A propósito del cantante puertorriqueño (Conejo Malo, como podría traducirse literalmente al español su seudónimo), su reciente visita a Lima provocó un fenómeno con rasgos de “locura colectiva”. Fue una ola de “histeria” que envolvió a sus seguidores y, en menor medida, incluso a quienes no se sienten cercano a su arte. Entiendo que a muchos les incomoda su propuesta, no logran conectar con su voz, con su forma de vocalizar, con su estilo e incluso con su nombre artístico. Yo era uno de ellos hasta unos días antes de su primer concierto en el Estadio Nacional. Mi percepción comenzó a cambiar después de una seria conversación –o quizá un intenso debate– con mis tres hijas, todas profesionales, y terminó de transformarse mientras conducía mi carro, escuchando una y otra vez una playlist con sus temas con mayor contenido social.
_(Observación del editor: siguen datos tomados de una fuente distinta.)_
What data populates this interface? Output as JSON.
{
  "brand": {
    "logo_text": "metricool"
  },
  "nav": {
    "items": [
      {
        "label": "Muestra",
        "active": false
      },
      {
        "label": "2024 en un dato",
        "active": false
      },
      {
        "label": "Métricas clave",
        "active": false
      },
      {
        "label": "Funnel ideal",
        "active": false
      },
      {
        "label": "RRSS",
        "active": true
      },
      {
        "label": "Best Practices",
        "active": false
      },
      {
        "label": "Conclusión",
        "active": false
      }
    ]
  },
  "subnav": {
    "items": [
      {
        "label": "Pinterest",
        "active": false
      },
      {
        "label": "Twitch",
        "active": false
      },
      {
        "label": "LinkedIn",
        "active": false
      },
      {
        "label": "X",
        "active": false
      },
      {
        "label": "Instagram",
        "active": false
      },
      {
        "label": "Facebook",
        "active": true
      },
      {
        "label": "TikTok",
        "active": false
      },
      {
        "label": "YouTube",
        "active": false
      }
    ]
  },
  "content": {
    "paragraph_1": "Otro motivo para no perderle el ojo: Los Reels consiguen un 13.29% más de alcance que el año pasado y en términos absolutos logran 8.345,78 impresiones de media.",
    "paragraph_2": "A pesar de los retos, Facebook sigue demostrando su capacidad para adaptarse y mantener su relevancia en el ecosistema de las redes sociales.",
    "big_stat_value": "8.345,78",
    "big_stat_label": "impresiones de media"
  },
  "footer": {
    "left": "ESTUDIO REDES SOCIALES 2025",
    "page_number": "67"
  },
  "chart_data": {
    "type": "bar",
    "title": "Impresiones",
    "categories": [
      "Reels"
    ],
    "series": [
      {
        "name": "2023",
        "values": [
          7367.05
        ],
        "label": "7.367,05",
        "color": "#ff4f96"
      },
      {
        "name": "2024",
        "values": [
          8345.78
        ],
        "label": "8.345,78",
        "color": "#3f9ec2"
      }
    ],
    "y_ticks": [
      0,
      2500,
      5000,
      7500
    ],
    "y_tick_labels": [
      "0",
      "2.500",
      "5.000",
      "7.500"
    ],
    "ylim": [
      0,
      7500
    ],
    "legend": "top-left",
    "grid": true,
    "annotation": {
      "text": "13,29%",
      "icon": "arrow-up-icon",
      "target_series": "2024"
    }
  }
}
Ahora comprendo que la “histeria colectiva” causada por Bad Bunny puede explicarse, en gran medida, por su “flow”, que en el “lenguaje urbano” viene a ser algo así (según la IA) como cantar con ritmo, cadencia, fluidez, entonación y rima para crear sonoridad y así cautivar. Pero también tiene relación con su interés por abordar asuntos de fondo, como el colonialismo, la desigualdad socioeconómica, la igualdad de género, el machismo y la identidad cultural, cuestiones que resuenan entre los jóvenes que buscan un cambio social. Un ejemplo claro es la canción ‘Andrea’, a la que Bad Bunny otorga un profundo sentido social al retratar la realidad de muchas mujeres puertorriqueñas y latinoamericanas que enfrentan desigualdad, violencia y juicios sociales por su forma de vivir y pensar. Se puede entender como el retrato de una mujer juzgada y prejuzgada, que busca independencia, libertad y respeto. Este tema es una denuncia del machismo, la violencia de género y los feminicidios, un problema grave en el Perú y en toda América Latina. ‘Andrea’ no es un homenaje a una mujer en específico, ha explicado el cantante, sino a todas las mujeres que resisten y reclaman su derecho a vivir sin miedo.

Cierro este comentario admitiendo que aún me incomodan su voz, la vocalización y las canciones con letras cuestionables. Sin embargo, también entiendo que otras de sus composiciones han abierto un espacio de debate en el que muchos de sus seguidores se sienten empoderados para defender causas que consideran justas y necesarias.